Sharma, Dikshant, Taylor-Edmonds, Liz, Andrews, Robert C.
Water research 2018 v.128 pp. 1-9
acclimation, activated carbon, adenosine triphosphate, biodegradation, biofiltration, biomass, byproducts, ceramics, cost effectiveness, disinfection, dissolved organic carbon, drinking water, energy, enzyme activity, enzyme kinetics, esterases, filters, haloacetic acids, laccase, surface area, turbidity, water, water treatment
Media type is a critical design consideration when implementing biofiltration for drinking water treatment. Granular activated carbon (GAC) has been shown to provide superior performance when compared to a wide range of media types, largely due to its higher surface area. Engineered ceramic media is an attractive alternative to GAC as it has a similar surface area but at a lower cost.This pilot-scale biofiltration study compared the performance of GAC, anthracite and two different effective sizes of ceramic (CER) media (1.0 mm and 1.2 mm), in terms of dissolved organic carbon (DOC), head loss, turbidity, and disinfection by-product formation potential (DBPFP). Biological acclimation was monitored using adenosine tri-phosphate (ATP) measurements; biomass was further examined using laccase and esterase enzyme activity assays.When compared to other media types examined, biological GAC had higher (p > 0.05) removals of DOC (9.8 ± 3.8%), trihalomethane formation potential (THMFP, 26.3 ± 10.2%), and haloacetic acid formation potential (HAAFP, 27.2 ± 14.0%). CER media required 6–7 months to biologically acclimate, while filters containing GAC and anthracite were biologically active (>100 ng of ATP/g media) following 30–45 days of operation. Once acclimated, ATP values of 243 and 208 ng/g attained for CER 1.0 and 1.2, respectively, were statistically comparable to GAC (244 ng/g) and higher than anthracite (110 ng/g), however this did not translate into greater organics removal.

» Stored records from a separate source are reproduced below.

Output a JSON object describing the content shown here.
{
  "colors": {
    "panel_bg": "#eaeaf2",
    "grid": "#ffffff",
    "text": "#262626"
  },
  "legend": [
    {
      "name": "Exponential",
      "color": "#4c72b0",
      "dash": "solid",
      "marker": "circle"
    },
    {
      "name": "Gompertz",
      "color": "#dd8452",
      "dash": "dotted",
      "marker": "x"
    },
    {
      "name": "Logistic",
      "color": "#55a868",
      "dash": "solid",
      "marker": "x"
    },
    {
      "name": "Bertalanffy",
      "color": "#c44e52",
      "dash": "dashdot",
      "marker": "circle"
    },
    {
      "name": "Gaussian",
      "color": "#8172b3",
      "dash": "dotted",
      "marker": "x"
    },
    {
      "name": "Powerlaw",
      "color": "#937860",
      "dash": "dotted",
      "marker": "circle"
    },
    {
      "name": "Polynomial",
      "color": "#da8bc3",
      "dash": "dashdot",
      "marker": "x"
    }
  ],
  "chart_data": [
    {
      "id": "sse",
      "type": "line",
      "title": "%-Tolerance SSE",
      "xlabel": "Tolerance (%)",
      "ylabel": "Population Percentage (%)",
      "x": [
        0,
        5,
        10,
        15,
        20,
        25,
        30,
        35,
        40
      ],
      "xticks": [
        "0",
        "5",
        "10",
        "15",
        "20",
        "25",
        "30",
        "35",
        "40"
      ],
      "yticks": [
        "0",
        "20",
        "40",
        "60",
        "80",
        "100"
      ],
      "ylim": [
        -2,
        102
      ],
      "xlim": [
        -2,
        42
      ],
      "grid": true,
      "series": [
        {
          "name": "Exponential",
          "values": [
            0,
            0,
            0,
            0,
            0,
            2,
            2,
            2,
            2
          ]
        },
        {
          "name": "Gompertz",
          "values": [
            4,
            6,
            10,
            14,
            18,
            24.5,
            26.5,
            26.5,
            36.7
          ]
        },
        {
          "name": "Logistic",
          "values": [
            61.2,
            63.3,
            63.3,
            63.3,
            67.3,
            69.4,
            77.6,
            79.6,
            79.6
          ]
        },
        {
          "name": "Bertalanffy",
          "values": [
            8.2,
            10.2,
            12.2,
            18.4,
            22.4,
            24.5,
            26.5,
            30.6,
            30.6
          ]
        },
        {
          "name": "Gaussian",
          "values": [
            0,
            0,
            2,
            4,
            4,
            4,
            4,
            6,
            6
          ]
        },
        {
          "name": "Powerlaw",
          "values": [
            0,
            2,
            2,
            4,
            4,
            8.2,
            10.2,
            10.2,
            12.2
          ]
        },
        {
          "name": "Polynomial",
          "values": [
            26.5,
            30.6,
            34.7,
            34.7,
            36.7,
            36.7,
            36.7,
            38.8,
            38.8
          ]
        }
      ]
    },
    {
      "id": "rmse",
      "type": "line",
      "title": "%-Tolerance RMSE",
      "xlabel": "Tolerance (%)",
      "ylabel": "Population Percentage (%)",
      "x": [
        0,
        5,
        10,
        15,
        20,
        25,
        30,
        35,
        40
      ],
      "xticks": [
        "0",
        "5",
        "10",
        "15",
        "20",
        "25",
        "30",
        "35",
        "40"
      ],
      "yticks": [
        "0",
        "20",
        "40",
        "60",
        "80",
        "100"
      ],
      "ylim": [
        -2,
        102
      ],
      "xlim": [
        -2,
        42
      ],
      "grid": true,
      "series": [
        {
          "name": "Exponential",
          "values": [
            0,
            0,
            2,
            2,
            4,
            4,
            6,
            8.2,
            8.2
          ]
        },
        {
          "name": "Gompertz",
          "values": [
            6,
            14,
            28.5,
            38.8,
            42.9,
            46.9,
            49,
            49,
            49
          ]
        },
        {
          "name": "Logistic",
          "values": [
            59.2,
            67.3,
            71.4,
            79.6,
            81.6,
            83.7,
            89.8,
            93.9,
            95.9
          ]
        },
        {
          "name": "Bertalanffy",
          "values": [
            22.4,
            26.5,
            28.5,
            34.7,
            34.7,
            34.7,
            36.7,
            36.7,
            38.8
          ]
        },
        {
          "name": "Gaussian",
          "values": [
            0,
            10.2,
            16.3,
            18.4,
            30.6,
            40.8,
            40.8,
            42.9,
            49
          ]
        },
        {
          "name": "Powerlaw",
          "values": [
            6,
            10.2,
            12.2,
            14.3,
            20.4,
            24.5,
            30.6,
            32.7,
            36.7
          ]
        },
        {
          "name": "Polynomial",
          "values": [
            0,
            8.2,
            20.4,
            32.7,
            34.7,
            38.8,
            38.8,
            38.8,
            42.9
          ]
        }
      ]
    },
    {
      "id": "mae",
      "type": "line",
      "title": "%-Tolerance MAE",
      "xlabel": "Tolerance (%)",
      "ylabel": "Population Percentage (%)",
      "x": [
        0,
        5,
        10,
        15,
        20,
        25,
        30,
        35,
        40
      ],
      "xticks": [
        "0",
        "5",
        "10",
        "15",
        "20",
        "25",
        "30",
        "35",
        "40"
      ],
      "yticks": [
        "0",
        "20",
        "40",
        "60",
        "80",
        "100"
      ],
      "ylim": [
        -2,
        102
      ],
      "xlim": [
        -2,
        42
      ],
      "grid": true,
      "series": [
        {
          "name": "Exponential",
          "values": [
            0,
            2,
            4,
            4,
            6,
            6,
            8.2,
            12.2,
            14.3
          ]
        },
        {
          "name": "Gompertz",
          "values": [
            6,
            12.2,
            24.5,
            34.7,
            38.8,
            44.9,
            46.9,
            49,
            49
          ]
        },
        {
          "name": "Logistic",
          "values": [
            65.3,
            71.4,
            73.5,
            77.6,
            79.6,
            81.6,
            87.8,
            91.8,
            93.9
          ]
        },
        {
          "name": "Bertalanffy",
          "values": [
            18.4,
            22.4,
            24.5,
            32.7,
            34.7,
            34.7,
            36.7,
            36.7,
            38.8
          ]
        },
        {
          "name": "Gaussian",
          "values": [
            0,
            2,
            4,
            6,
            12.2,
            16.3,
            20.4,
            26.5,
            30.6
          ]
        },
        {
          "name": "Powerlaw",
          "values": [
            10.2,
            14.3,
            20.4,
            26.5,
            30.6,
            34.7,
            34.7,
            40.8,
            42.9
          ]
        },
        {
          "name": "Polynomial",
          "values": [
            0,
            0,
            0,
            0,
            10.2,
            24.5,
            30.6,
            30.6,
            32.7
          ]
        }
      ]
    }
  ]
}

Esterase and laccase enzyme kinetics were highest for GAC, while CER was shown to have greater biodegradation potential than anthracite. The four media types attained similar turbidity reduction (p > 0.05), however ceramic media filters were observed to have run times which were 1.5–2.3 times longer when compared to anthracite, which could represent potential cost savings in terms of energy for pumping and backwash requirements. Overall, ceramic media was shown to be a potential alternative to anthracite when considering biofiltration, especially during cold water conditions (T < 10 °C).